Online Solutions Dialogues on IAM (February - April 2021)

Background

From February to April 2021, UN DESA and UNCDF delivered a series of virtual workshops, or “Online Solutions Dialogues” (OSDs), to introduce key concepts on Infrastructure Asset Management (IAM) in a highly interactive and collaborative setting. More than 2,400 registered participants from local and central governments officials, as well as experts, practitioners, and other key stakeholders, attended the OSDs.

 

There were three thematic rounds of workshops: 

  1. Introduction to infrastructure asset management – February 2021
  2. Capturing data for effective asset management information systems – March 2021
  3. Crisis-resilient asset management – March/April 2021

Within each round, there were 2-day workshop sessions in each of these regions: Latin America and the Caribbean, Africa, and Asia-Pacific.

Each workshop was adapted to the regional context, with lessons and activities developed based on consultations with experts from the region.
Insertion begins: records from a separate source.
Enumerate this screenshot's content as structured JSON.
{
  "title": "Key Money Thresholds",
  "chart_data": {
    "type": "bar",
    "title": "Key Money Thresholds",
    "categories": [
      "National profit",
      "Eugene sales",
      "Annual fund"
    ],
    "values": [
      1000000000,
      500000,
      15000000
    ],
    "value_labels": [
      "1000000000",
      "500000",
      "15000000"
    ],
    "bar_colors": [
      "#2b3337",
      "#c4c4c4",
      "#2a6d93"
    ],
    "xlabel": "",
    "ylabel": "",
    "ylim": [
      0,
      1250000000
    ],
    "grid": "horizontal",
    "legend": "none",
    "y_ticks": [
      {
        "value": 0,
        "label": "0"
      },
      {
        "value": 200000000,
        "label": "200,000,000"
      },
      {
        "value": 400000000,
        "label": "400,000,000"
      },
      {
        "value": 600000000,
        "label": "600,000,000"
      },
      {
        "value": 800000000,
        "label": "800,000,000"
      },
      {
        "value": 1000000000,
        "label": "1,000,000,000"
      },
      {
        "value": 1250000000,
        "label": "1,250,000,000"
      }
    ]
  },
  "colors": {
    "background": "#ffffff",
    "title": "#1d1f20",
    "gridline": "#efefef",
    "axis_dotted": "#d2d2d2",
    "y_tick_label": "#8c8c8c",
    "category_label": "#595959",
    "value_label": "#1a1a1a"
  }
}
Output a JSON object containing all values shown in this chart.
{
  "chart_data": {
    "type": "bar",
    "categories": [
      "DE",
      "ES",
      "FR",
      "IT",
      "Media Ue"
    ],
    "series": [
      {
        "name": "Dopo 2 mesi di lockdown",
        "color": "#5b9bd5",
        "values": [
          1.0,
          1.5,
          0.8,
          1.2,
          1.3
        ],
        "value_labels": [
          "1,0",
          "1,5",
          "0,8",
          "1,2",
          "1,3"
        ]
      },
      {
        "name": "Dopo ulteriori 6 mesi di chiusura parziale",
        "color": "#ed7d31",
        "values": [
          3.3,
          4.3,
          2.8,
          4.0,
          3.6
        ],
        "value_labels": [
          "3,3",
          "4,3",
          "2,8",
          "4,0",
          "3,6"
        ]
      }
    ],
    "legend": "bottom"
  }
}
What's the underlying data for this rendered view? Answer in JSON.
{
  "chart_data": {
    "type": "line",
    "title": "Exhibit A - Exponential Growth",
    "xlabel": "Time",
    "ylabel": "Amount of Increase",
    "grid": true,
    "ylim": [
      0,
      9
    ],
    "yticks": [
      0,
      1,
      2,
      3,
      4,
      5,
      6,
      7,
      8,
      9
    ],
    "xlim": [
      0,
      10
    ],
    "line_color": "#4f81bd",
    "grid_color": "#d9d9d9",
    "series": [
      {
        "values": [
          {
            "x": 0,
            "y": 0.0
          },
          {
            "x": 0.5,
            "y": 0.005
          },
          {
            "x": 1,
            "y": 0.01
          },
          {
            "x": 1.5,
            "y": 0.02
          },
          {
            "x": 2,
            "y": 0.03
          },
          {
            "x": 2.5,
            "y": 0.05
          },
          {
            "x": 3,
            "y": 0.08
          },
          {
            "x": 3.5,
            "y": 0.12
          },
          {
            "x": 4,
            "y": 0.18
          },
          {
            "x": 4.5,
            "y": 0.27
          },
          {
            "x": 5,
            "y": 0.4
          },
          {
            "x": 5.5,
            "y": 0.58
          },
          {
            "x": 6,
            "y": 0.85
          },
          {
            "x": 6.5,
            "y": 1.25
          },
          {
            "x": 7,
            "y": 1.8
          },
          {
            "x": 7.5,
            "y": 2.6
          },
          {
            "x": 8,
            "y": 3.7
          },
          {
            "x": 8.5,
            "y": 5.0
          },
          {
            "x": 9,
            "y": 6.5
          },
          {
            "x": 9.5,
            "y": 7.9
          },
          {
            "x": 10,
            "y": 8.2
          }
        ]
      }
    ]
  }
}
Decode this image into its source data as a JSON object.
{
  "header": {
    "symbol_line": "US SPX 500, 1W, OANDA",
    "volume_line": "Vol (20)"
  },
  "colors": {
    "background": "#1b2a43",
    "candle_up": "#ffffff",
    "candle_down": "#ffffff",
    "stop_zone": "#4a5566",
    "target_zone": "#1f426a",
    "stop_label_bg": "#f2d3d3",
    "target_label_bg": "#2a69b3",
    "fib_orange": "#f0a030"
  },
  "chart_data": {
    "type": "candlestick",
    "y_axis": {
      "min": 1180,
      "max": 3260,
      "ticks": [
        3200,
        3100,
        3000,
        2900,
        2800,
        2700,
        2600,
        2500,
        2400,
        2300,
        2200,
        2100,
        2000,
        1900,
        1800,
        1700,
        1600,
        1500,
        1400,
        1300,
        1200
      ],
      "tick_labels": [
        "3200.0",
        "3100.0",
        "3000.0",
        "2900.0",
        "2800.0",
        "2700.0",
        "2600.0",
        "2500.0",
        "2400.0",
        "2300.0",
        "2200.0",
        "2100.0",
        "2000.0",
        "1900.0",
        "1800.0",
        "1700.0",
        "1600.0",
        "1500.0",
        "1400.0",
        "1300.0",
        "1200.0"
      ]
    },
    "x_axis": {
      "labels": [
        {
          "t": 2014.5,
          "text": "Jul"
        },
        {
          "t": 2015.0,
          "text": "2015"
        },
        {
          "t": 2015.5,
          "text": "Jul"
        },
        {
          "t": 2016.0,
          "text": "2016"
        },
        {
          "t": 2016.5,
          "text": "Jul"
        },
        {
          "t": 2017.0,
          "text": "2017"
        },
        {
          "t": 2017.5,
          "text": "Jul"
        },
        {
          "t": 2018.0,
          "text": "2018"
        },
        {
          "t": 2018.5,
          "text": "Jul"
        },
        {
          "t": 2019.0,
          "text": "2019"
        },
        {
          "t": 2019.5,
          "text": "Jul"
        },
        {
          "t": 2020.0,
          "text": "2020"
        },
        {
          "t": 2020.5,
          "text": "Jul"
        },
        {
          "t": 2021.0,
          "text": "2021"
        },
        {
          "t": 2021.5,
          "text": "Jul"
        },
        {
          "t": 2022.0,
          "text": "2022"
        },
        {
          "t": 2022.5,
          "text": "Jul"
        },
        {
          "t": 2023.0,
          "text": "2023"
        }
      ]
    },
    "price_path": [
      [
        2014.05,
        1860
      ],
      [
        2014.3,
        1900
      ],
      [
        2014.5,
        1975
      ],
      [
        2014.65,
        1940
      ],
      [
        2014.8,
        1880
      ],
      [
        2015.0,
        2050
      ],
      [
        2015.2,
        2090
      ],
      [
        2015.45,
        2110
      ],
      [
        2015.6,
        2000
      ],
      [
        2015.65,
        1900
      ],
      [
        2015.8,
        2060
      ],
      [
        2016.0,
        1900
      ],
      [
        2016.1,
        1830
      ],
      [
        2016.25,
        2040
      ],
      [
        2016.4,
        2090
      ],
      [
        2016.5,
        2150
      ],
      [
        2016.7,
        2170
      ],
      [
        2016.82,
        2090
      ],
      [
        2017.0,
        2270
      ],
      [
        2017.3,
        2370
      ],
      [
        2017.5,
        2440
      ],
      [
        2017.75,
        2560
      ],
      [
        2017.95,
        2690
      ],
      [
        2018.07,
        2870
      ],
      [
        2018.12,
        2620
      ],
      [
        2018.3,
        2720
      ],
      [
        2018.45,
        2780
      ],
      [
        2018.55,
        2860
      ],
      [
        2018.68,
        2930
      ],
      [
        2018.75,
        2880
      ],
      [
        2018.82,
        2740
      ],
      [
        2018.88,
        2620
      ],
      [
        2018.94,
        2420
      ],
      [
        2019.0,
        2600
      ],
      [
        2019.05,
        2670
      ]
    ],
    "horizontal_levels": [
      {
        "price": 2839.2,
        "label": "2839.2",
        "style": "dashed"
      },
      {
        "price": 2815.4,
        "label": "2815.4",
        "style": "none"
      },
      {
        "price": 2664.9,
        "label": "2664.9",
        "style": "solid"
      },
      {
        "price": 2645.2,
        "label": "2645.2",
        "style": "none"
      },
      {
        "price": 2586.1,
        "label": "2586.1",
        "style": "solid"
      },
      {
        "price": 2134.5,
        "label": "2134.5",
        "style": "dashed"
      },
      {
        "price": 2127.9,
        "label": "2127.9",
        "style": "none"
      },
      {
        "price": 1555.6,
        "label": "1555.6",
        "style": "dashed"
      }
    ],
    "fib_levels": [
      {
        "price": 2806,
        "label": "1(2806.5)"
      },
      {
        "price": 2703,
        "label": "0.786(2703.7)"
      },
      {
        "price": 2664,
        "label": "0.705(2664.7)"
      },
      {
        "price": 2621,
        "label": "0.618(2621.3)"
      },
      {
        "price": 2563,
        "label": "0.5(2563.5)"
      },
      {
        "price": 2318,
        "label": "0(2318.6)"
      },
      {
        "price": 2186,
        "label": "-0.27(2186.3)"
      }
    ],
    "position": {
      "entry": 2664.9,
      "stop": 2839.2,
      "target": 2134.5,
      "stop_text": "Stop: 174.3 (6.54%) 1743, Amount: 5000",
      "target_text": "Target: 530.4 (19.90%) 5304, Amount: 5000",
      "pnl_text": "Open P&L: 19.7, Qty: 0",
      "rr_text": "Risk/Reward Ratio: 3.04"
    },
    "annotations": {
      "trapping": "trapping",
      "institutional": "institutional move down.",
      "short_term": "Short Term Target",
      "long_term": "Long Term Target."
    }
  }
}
There was also simultaneous interpretation in other languages, such as Bangla, Nepali, French, and Spanish.

By attending each round of workshops, participants were able to:

  • Become familiar with the central tenets of IAM, such as portfolio, risk and life cycle management.
  • Assess the challenges of undertaking IAM in their own city, as well as the long-term net benefits that include climate resilience and public health defense.
  • Learn the four phases of the asset life cycle and how to make key strategic, tactical and operational considerations during each one.
  • Get a hands-on introduction to applying the Asset Management Diagnostic Tool and Asset Management Action Plans (AMAPs) from those who created the instruments.
  • Learn how to prioritize critical assets based on the ‘Six Whats’ and on the likelihood and consequences of risks, including from climate hazards and infectious diseases.
  • Consider how to establish the building blocks of an asset management information system, including a basic hierarchy or classification system based on local priorities.
  • Be introduced to various types of data to collect on assets (condition, performance, maintenance), and to specific methods of depreciation for gathering financial data and valuing assets over their life cycles.
  • Evaluate climate hazards to their own community and develop ‘impact statements’ that account for the community’s unique levels of exposure and capacities to adapt.
  • Use detailed impact statements to detect vulnerabilities and define some necessary interventions to mitigate or adapt to climate risks facing the community.
  • Learn how to integrate climate and public health risk considerations into AMAPs and related strategies, policies and plans. In the case of public health, governments can develop Emergency Response AMAPs, or ER-AMAPs.